Date added: 05/16/2011
Press Release: May 16, 2011
Today the National Aucitoneers Association (NAA) announced that Rich Penn Auctions will be given six first place USA Today awards for Penn's marketing programs in 2010.
NAA Awards Release Page
Date added: 05/06/2011
Mosler Sample Safe - World Record Bid!
Auctioneer Jodi Sweeney assists Fred Van Metre catch the winning world record bid of $35,000 for the salesman's sample Mosler safe. The safe sold at The Rich Penn Auction Event for the Wayne & Shirley Woodrum collection. Over 400 in house bidders and over a thousand online bidders, from 15 countries, competed for the 1,500 + lots just sold at the Dayton Expo Center May 5, 6 & 7.
Date added: 04/28/2011
America Illuminated
The saleroom lights are likely to have to be dimmed during three days of auctions in Ohio next week, so the auctioneer will not be blinded by the lots: about 500 neon clocks, from the collection of the clock repairman Wayne Woodrum.

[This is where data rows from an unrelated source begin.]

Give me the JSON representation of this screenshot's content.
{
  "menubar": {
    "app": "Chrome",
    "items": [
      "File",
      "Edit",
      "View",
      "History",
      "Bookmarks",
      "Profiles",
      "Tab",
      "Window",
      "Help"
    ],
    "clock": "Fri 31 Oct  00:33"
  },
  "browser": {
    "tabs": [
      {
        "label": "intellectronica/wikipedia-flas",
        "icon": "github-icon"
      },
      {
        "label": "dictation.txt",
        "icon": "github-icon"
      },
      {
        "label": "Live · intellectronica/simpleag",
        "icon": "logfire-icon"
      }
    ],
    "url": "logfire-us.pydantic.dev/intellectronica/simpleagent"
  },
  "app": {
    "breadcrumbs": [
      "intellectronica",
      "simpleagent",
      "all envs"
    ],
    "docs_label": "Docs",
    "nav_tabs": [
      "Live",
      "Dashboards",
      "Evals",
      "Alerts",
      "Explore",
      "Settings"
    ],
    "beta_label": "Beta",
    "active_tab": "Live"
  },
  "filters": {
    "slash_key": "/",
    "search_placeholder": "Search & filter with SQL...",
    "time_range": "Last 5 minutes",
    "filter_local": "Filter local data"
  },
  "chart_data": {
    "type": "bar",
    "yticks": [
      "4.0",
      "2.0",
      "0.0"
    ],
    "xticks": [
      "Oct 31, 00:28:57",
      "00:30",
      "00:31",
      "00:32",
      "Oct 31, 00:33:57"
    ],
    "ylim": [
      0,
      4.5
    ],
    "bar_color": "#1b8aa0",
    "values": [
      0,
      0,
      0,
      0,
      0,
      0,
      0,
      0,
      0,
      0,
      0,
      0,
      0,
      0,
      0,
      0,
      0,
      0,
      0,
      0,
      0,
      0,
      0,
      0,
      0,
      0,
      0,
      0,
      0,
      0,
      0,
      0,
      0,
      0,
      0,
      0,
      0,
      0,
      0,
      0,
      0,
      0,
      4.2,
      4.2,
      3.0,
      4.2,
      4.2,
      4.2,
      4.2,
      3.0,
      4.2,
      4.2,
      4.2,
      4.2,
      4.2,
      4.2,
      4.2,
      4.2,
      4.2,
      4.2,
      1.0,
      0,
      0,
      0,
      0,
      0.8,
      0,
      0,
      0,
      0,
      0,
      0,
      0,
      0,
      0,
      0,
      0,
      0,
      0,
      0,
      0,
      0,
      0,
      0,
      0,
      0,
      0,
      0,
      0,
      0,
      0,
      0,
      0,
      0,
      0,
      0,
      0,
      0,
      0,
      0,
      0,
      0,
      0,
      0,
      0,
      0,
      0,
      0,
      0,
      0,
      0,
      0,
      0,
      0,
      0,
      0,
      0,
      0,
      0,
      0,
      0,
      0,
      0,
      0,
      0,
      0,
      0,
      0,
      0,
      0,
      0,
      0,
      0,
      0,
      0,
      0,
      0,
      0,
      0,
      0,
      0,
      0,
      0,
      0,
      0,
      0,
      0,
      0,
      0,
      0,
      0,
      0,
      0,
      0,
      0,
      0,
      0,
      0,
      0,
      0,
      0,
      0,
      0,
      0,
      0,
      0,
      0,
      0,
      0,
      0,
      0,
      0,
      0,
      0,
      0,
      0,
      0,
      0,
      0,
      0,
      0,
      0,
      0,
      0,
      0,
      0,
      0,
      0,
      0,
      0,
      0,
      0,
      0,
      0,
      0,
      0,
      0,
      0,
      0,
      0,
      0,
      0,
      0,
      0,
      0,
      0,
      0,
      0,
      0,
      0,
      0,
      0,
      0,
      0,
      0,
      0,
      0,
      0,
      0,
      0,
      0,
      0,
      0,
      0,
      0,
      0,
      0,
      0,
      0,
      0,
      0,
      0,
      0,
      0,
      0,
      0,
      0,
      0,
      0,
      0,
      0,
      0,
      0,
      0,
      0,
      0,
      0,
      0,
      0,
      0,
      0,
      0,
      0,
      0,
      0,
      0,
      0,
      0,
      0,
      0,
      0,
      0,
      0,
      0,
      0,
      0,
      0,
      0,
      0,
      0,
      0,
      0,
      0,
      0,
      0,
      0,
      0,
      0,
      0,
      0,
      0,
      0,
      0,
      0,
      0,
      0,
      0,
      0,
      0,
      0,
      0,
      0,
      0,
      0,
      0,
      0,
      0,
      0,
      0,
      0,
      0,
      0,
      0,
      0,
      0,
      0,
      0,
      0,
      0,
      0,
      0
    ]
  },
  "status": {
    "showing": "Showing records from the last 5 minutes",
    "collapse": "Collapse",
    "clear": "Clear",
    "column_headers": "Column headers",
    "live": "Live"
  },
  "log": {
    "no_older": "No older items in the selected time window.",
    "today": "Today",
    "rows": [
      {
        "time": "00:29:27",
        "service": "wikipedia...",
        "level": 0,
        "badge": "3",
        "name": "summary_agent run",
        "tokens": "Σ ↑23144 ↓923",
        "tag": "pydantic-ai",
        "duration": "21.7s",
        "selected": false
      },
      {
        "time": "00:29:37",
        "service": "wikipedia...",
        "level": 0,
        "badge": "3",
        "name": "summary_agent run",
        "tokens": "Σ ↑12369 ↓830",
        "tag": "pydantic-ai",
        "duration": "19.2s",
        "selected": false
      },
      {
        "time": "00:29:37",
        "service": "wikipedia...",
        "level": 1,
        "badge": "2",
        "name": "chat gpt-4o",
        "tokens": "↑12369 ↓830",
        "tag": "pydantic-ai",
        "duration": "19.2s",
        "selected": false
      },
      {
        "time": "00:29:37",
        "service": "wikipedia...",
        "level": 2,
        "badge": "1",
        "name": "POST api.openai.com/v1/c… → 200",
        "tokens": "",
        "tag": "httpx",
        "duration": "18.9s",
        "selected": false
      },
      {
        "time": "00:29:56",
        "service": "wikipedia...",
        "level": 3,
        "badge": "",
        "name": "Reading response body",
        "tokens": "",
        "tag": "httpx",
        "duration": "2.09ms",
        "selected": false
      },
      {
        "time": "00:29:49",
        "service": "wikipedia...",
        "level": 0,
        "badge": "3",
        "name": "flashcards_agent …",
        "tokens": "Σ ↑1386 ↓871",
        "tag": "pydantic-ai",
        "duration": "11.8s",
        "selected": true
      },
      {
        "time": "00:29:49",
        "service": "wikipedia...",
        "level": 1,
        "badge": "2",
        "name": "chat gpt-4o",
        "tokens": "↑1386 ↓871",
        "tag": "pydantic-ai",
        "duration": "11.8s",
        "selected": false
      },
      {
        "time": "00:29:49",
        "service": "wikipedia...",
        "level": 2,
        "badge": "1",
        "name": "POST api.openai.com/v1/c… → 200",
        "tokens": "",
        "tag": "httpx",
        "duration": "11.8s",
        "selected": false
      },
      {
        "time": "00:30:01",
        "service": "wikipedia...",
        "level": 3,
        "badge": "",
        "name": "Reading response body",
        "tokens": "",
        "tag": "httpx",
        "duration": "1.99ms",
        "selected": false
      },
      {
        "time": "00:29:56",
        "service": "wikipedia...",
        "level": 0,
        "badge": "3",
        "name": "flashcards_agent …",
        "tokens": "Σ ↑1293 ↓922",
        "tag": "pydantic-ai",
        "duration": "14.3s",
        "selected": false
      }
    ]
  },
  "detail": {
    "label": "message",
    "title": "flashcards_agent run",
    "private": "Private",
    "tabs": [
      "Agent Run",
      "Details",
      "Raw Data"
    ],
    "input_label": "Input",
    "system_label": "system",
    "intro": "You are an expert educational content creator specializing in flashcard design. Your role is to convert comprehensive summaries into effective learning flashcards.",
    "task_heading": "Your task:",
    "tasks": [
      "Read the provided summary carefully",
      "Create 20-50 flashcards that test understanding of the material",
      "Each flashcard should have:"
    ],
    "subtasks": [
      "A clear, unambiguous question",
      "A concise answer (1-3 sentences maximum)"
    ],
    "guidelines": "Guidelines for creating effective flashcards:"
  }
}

For previews starting Thursday, Rich Penn Auctions will hang the timepieces on pegboards around an expo center near Dayton. The clocks, mainly made between the 1930s and ’50s, advertise now-obscure products with slogans like “White Oak Smokeless Coal, the Suns Only Rival” and “Red Goose Shoes, They’re Half the Fun of Having Feet.”
Mr. Woodrum has been fixing, collecting and selling clocks for four decades, trolling flea markets with his wife and two children. “And sometimes we’d even take the dog,” he said during a recent phone interview. As the proprietor of Wayne’s Neon Clocks in New Carlisle, Ohio, he received phone calls from owners of decrepit commercial strips who had just made discoveries on their roofs.
The callers, he said, would announce: “There’s an old clock laying up here. If you want it, come and get the thing.” He has also studied the history of neon-clock manufacturers. They would offer unconditional guarantees for repairs and replace a clock that had been stolen. “Interstate highways put them out of business,” he said; the neon slogans were no longer legible from the road. Every time he thinks he has encountered all of the clock models in existence, he said, “As soon as I go ’round the corner, there’ll be something I run across, something I’ve never heard of before, just sitting on someone’s table as if it were as common as a pair of shoes.”
The clocks are mostly expected to bring a few thousand dollars each. Values are higher for faces with spinning wheels, and hands and numerals that light up. Multiple layers of concave glass can also increase prices, in certain regions. “A lot of folks in the Carolinas,” he said, “just went nuts over double-bubbles.”